Of course, there is no ideal end state. Not only will the ideal end state change before the team reaches it, but once there, another higher mountain will loom. But an ideal end state gives the team a direction for improvement. If the team wants to ship more often, a regression test or a preflight check might be eliminated or reduced. If you eliminate checks, in turn, it might suggest a change in architecture to enable microreleases rather than working with a massive code base.
Another consideration with DevOps for testers is to determine who will be testing. If the entire team is involved in test, what is the mechanism to hold that together? If programmers will write all of the automated tooling, what skills will they need? If testers will write tooling, how can they integrate with the rest of the technical staff to enable one-piece flow?

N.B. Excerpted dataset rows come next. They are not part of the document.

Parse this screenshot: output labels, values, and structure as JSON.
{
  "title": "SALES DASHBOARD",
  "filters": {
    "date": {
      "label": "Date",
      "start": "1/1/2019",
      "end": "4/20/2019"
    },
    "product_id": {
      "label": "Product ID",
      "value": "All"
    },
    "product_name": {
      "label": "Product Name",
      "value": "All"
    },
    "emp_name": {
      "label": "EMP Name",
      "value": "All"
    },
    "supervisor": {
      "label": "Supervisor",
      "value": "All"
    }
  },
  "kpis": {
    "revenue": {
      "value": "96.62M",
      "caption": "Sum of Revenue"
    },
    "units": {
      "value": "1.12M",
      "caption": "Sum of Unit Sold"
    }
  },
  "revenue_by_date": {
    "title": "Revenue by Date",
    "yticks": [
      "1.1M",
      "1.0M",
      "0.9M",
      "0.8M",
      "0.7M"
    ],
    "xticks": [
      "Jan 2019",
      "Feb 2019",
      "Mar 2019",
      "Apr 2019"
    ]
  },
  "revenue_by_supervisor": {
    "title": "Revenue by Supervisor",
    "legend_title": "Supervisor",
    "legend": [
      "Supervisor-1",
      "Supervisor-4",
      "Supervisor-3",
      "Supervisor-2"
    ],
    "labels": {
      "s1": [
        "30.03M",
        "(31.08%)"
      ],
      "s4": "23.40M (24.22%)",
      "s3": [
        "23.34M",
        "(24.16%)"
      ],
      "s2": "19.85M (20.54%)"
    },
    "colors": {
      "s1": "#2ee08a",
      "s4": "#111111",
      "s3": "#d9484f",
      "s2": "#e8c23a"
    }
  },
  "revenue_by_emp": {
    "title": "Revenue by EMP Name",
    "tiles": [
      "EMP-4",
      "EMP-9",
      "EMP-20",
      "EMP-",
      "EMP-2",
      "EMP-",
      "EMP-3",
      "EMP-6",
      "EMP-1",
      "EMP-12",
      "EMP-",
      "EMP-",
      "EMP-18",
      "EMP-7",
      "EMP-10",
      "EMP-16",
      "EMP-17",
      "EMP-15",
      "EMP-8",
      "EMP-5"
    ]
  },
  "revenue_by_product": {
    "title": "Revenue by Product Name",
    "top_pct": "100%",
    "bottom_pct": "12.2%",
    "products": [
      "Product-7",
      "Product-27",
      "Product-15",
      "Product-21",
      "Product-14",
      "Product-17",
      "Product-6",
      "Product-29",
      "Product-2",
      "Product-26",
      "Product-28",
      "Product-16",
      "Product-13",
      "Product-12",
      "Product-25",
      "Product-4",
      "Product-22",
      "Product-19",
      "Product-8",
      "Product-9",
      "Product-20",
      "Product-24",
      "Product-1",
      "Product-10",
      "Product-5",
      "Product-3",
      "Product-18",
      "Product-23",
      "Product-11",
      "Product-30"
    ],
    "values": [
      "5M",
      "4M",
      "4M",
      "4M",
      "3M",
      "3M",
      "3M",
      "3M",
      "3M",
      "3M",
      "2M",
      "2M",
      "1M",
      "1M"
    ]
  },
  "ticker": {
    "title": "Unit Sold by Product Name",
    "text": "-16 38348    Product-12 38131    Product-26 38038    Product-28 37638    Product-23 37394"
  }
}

One way to tackle this problem is to make a list of techniques and assign responsibilities appropriately. A better option is to take a further step back: Make a list of possible bugs, including security and performance, and decide how those risks will be managed. Then, address who will perform each activity in the end state.

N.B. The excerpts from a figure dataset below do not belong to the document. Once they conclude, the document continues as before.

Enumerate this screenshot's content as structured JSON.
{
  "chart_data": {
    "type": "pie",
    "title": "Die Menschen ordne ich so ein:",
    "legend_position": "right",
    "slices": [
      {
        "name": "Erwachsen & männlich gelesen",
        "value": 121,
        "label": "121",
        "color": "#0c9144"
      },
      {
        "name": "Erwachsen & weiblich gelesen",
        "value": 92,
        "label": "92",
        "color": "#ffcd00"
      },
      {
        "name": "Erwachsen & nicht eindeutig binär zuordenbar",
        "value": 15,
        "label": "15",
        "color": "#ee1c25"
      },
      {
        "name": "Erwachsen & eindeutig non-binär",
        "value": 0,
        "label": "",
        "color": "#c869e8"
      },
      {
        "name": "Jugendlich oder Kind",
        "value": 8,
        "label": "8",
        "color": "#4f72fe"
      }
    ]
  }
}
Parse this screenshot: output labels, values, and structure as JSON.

Finally, consider the tooling and infrastructure that need to be built. Many teams start with the automation, but it is smarter to build the tooling (things like push-button environments) first. The DevOps for testers role at this point is to act as the customer or product owner for the build pipeline and monitoring systems.
Where to begin
At this point in DevOps for testers, the changes may feel overwhelming. Testers can't just switch to DevOps, especially if the build/test/deploy tooling infrastructure is not in place. Instead, identify a single target condition, or stretch goal, and iterate toward that.

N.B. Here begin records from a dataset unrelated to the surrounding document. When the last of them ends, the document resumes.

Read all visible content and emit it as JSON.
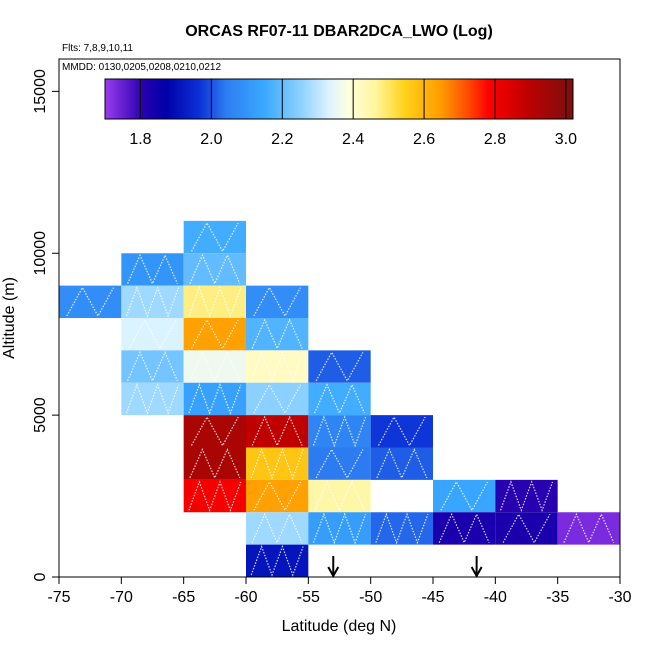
{
  "chart_data": {
    "type": "heatmap",
    "title": "ORCAS RF07-11 DBAR2DCA_LWO (Log)",
    "flights_note": "Flts: 7,8,9,10,11",
    "dates_note": "MMDD: 0130,0205,0208,0210,0212",
    "xlabel": "Latitude (deg N)",
    "ylabel": "Altitude (m)",
    "xlim": [
      -75,
      -30
    ],
    "ylim": [
      0,
      16000
    ],
    "x_ticks": [
      -75,
      -70,
      -65,
      -60,
      -55,
      -50,
      -45,
      -40,
      -35,
      -30
    ],
    "x_tick_labels": [
      "-75",
      "-70",
      "-65",
      "-60",
      "-55",
      "-50",
      "-45",
      "-40",
      "-35",
      "-30"
    ],
    "y_ticks": [
      0,
      5000,
      10000,
      15000
    ],
    "y_tick_labels": [
      "0",
      "5000",
      "10000",
      "15000"
    ],
    "colorbar": {
      "min": 1.7,
      "max": 3.02,
      "ticks": [
        1.8,
        2.0,
        2.2,
        2.4,
        2.6,
        2.8,
        3.0
      ],
      "tick_labels": [
        "1.8",
        "2.0",
        "2.2",
        "2.4",
        "2.6",
        "2.8",
        "3.0"
      ]
    },
    "arrows_at_latitude": [
      -53,
      -41.5
    ],
    "cells": [
      {
        "lat": -75,
        "alt": 8000,
        "value": 2.08
      },
      {
        "lat": -70,
        "alt": 9000,
        "value": 2.1
      },
      {
        "lat": -70,
        "alt": 8000,
        "value": 2.27
      },
      {
        "lat": -70,
        "alt": 7000,
        "value": 2.33
      },
      {
        "lat": -70,
        "alt": 6000,
        "value": 2.22
      },
      {
        "lat": -70,
        "alt": 5000,
        "value": 2.27
      },
      {
        "lat": -65,
        "alt": 10000,
        "value": 2.16
      },
      {
        "lat": -65,
        "alt": 9000,
        "value": 2.2
      },
      {
        "lat": -65,
        "alt": 8000,
        "value": 2.48
      },
      {
        "lat": -65,
        "alt": 7000,
        "value": 2.64
      },
      {
        "lat": -65,
        "alt": 6000,
        "value": 2.36
      },
      {
        "lat": -65,
        "alt": 5000,
        "value": 2.13
      },
      {
        "lat": -65,
        "alt": 4000,
        "value": 2.93
      },
      {
        "lat": -65,
        "alt": 3000,
        "value": 2.93
      },
      {
        "lat": -65,
        "alt": 2000,
        "value": 2.8
      },
      {
        "lat": -60,
        "alt": 8000,
        "value": 2.08
      },
      {
        "lat": -60,
        "alt": 7000,
        "value": 2.18
      },
      {
        "lat": -60,
        "alt": 6000,
        "value": 2.42
      },
      {
        "lat": -60,
        "alt": 5000,
        "value": 2.25
      },
      {
        "lat": -60,
        "alt": 4000,
        "value": 2.89
      },
      {
        "lat": -60,
        "alt": 3000,
        "value": 2.57
      },
      {
        "lat": -60,
        "alt": 2000,
        "value": 2.64
      },
      {
        "lat": -60,
        "alt": 1000,
        "value": 2.27
      },
      {
        "lat": -60,
        "alt": 0,
        "value": 1.91
      },
      {
        "lat": -55,
        "alt": 6000,
        "value": 2.01
      },
      {
        "lat": -55,
        "alt": 5000,
        "value": 2.16
      },
      {
        "lat": -55,
        "alt": 4000,
        "value": 2.06
      },
      {
        "lat": -55,
        "alt": 3000,
        "value": 2.04
      },
      {
        "lat": -55,
        "alt": 2000,
        "value": 2.45
      },
      {
        "lat": -55,
        "alt": 1000,
        "value": 2.12
      },
      {
        "lat": -50,
        "alt": 4000,
        "value": 1.97
      },
      {
        "lat": -50,
        "alt": 3000,
        "value": 2.01
      },
      {
        "lat": -50,
        "alt": 1000,
        "value": 2.02
      },
      {
        "lat": -45,
        "alt": 2000,
        "value": 2.14
      },
      {
        "lat": -45,
        "alt": 1000,
        "value": 1.83
      },
      {
        "lat": -40,
        "alt": 2000,
        "value": 1.81
      },
      {
        "lat": -40,
        "alt": 1000,
        "value": 1.83
      },
      {
        "lat": -35,
        "alt": 1000,
        "value": 1.73
      }
    ]
  }
}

The target condition is generally a combination of the largest gap. It is the gap with the most opportunity to add value to the process, but it is also the easiest to do. In other words, start with something that will give the most bang for the buck. Teams rolling out DevOps for testers generally start with infrastructure and tooling, which is fine as long as waiting for builds, deploys or environments is the single largest issue stopping the delivery organization.
Automation and tooling
Many organizations target the GUI for automated tests early in the DevOps process. The team needs to create a large number of tests, like a comprehensive web, to catch every bug. But if the problem is too many bugs, that's not a test issue; it's an engineering problem. A better plan is to focus on tools to accelerate the build and deploy of environments. The build tools make it possible to go from commit to test in five or 10 minutes.
The opportunities for DevOps testers
Exactly what DevOps for testers means and how it will work will be up to the organization. The first quick win is often the ability to create an environment that contains only the changes for a very small piece of work that can be tested. That step represents the desired one-piece flow from dev to test. Testers may also help with requirements at the beginning and act as a sort of junior product owner during the story. These new roles may be sufficient to keep their jobs relevant. Others move into the ancillary roles mentioned above. In any event, a DevOps for testers effort is a chance to get all technical staff to stop thinking of test as a boring checklist activity best done by someone else and instead to think of it as a continuous set of activities designed to reduce risk. It must touch every role.